がん闘病の坂本龍一 2年ぶりピアノソロ公演「最後になるかも」も「ここに来て新境地」

 音楽家の坂本龍一(70)が11日、無観客ピアノ・ソロ・コンサートを配信した。ソロでのコンサートは2年ぶり。ステージ4のがん闘病中で体調面も心配されるため、事前収録という形で60分間のコンサートを開いた。

 闘病中の坂本は「コンサートをやりきる体力がない。この形式での演奏を見ていただくのは、これが最後になるかもしれない」と現実を受け止め、9月中旬に1日に数曲ずつ丁寧に収録。これが編集でまとめられた。
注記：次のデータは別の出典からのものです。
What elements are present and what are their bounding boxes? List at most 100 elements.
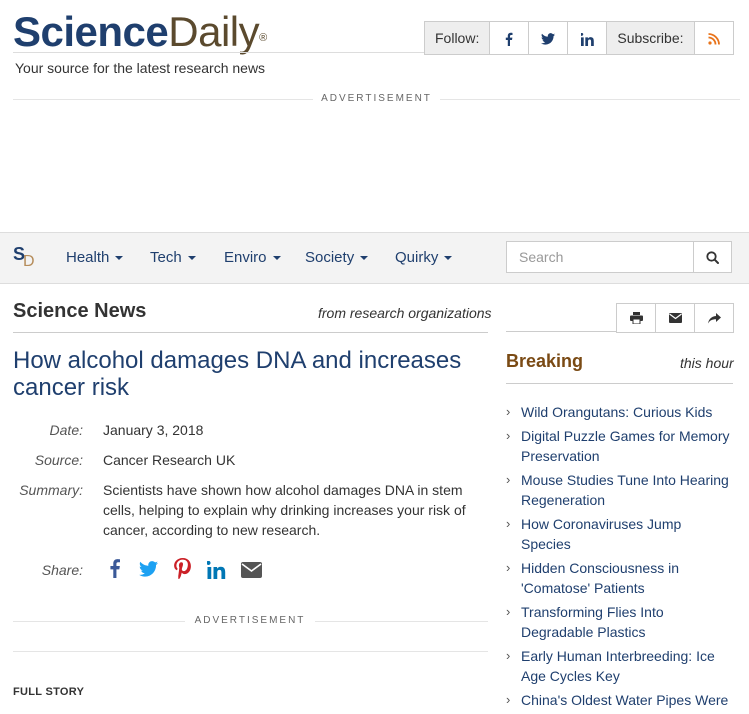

 今回の演奏が行われたのは、坂本が「日本で一番良いスタジオ」と太鼓判を押す、東京・NHK放送センター内の509スタジオ。米NYから招集した映画制作チームが結成され、坂本が演奏する姿も丁寧に切り取った。

 映画「戦場のメリークリスマス」のテーマ曲ほか、バンド「イエロー・マジック・オーケストラ(YMO)」時代の「東風」など全13曲を披露。病に冒されようともキツい顔を一つも見せず、優しい調べを奏で続けた。

 本編はトークなしの構成で、真剣に音楽と対話した。本編終了後に初めて口を開いた坂本は「初めてピアノソロで弾く曲が随分あって、ピアノソロ用のアレンジは慎重に考えてやりました。選曲も慎重にやったので、自分としては“ここに来て新境地”かなという思いもあります」と達成感に満ちあふれた笑顔を浮かべていた。

 坂本は、昨年1月に直腸がんの手術を受けたことを公表。今年6月には自身がステージ4であり、両肺に転移したがん摘出手術を昨年10、12月に受けたことを明かしていた。